The usual wide canvas was painted by University Professor, Clombia University, Professor Joseph E. Stiglitz whose title was “US recovery, global sustainable development, and FDI.”

While in 2007 there was a peak of $2 trillion in global FDI, that figure was reduced by 14% in 2008 and it is expected to fall by 40-50% in 2009. It is thus important to look at the effect of crisis on social conditions, CSR, and resource nationalism – that was the topic in one or other form of most presentations.

Now to the summary session:

Speaking of the G-20 meeting, Manfred Schekulin, Chairperson of the OECD Investment Committee noted that there was no competence on the EU level at the table – only in some EU member states – thus the meeting reverted to a plain bilateral US-China event. {I must say that this vindicates many of our own comments on the fact that the EU pushes itself out from becoming that needed additional G – to put before us a G-3.

Daniel M. Price who was with the inner circle of the G.W. Bush Administration bemoaned that nobody said the “capitalism” word except Turkey, India and Russia. He said he agrees we need global roots, but with the bilateral agreements – you get in total global roots. Price tried his best to say that the US was the leader and mentioned in specifics – the Montreal agreement on ozone, on Cap and Trade in the sulfur area, on various aspects of Africa policy like malaria. He points out that this was during a Republican Administration.

Karen Lissakers of the IMF pointed out that there is a lot we do not know – things like who is drilling off-shore, who has the know-how, who will pay taxes or just disappear. Talking of global rules for investment as advocated by Manfred, she has the answer that we do not really know who invests. Then Chair Sauvant, in a McGloghlin fashion says – It seems Transparency and Accountability and Global Rules are needed.

Price adds that China wants to grandfather things before an agreement – but is not ready to enumerate what. “The best investment is to marry the interests of the investor to make profit with the national needs of the host government.”

Prof. Jeffrey Sachs said that mining companies know how to run mines with competence but not about sustainability. Host governments do not know how to deal with this – they know little about commissions, royalties etc. How do they run the contracts? This results in mistakes and abuses. The contracts are related to high expenses and in the end neither shareholders nor the government see the profits.

Ms. Lissakers said that the IMF advises the government not to go for a contract before they have laws on the books only then you go for bids. South Africa listened; Liberia did not and now they get more and more lawyers. She said that many developing country cases point at having been locked into an agreement that was bad.
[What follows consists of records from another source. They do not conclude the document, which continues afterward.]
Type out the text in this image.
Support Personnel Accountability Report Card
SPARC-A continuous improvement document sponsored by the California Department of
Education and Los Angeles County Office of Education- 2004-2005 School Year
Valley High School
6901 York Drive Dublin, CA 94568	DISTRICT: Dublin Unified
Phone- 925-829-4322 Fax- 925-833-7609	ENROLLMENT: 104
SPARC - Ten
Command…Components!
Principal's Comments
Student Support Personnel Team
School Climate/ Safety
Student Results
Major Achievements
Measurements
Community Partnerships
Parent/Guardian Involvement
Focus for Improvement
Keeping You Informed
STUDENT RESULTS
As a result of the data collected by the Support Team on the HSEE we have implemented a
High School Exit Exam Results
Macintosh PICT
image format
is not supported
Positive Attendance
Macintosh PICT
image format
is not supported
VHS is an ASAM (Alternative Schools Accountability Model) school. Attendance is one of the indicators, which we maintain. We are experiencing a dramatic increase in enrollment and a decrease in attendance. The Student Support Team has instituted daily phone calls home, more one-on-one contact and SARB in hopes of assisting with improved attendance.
Sorry – you got locked into a bad 25 year agreement because you had corrupt leaders, bad lawyers, wrong economic conditions … etc. You are stuck.

Sachs says the Clinton Administration achieved nothing in these areas and Bush just very little and this very little only in the last two years – it is just unfair to spend only 0.17% of the GDP on foreign aid to the developing countries.

Manfred said the US-China are converging and there will be another round of global negotiations.
Multinationals are on the payroll of governments – just like me except they are paid better.

Jeffrey says that a VP for Sustainability is not the same thing as a VP for Sustainable Development. Companies might be interested in Sustainability but cannot really be asked to take over sustainable Development – that is something for governments. A company will deal with toxicity and the environment.
If you open up a large area for farming there will be many problems to be dealt with.

Development has a triple bottom line:

(1) On the social level – you want to understand the effects on the local, national and global communities.

(2) on the eco-system level – like GHG emissions and climate change,

(3) On the economics level – the need of the investors and the transparency to the locals.

A project getting into a country might be the biggest thing they will see for years, but then situations might result like you have a pipeline and no domestic energy beyond coal – and this with the World Bank having been involved.

Prof. Jeffrey Sachs believes that major companies are ready to look into these problems right now.